L'ISI s'attaque aussi aux universitaires. Comme Khadim Hussain, surveillé de 2008 à 2010. À cette époque, il publie des articles indiquant le manque de motivation de l'armée dans la lutte contre les talibans. Quelques mois plus tard, deux agents de l'ISI se présentent à son centre de recherche.

«Ils se sont assis et sont restés toute la journée. Ce manège a duré des mois. Ils ne disaient rien, mais j'ai sympathisé avec eux. Un jour, l'un d'entre eux a amené un CD qui contenait les fichiers d'écoute de mes conversations téléphoniques», s'amuse le chercheur.

«Le Pakistan a connu plusieurs dictatures militaires et depuis, l'armée se mêle de politique intérieure, explique Ayesha Siddiqa. Elle se perçoit comme la gardienne de l'idéologie nationaliste et du pays, la seule institution à agir dans l'intérêt du Pakistan.»

L'ISI jouit d'une impunité totale. L'enquête sur le meurtre de Saleem Shahzad est d'ailleurs dans l'impasse.

Après avoir retrouvé le cadavre, la police a fait procéder à l'autopsie. Mais le rapport remis à la famille est une photocopie à peine lisible. Quelques heures plus tard, les policiers ont enterré Saleem Shahzad, détruisant tout indice.

Une deuxième autopsie a été réalisée à la demande de sa famille. «Saleem Shahzad a été battu à mort, a indiqué le légiste. Difficile de dire avec quelles armes.
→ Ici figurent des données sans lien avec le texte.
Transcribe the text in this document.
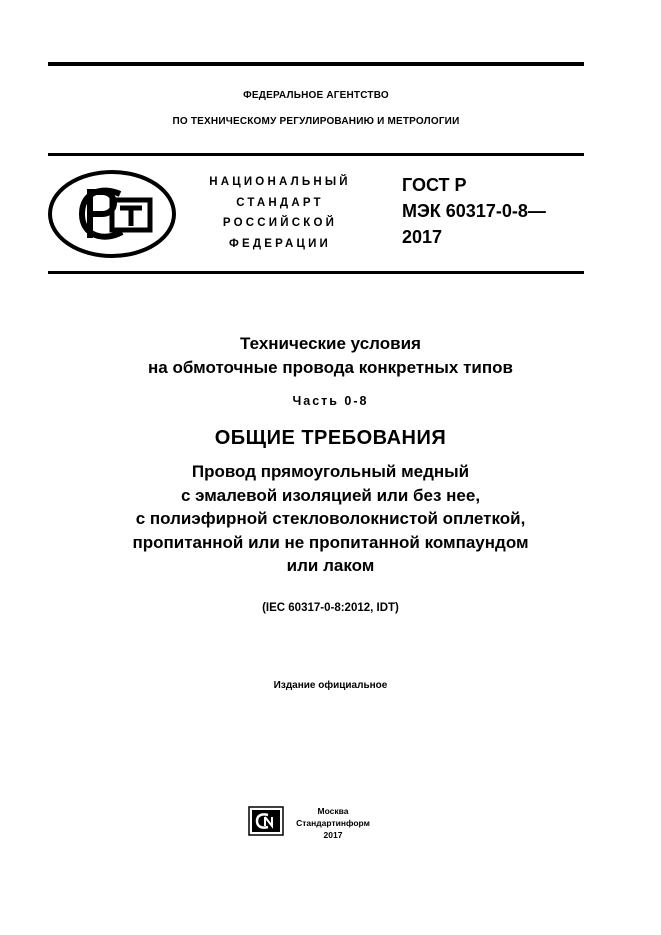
ФЕДЕРАЛЬНОЕ АГЕНТСТВО
ПО ТЕХНИЧЕСКОМУ РЕГУЛИРОВАНИЮ И МЕТРОЛОГИИ
НАЦИОНАЛЬНЫЙ
СТАНДАРТ
РОССИЙСКОЙ
ФЕДЕРАЦИИ
ГОСТ Р
МЭК 60317-0-8—
2017
Технические условия
на обмоточные провода конкретных типов
Часть 0-8
ОБЩИЕ ТРЕБОВАНИЯ
Провод прямоугольный медный
с эмалевой изоляцией или без нее,
с полиэфирной стекловолокнистой оплеткой,
пропитанной или не пропитанной компаундом
или лаком
(IEC 60317-0-8:2012, IDT)
Издание официальное
Москва
Стандартинформ
2017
Le corps était en état de putréfaction avancée quand on l'a reçu.»

Si des agents de l'ISI étaient démasqués, ils ne risqueraient rien. Ce sont des militaires. Ils n'ont pas à comparaître devant un tribunal civil. Après la mort de Saleem Shahzad, l'armée n'a publié qu'un démenti de cinq lignes: «Les insinuations publiées dans la presse contre l'ISI sont sans fondement».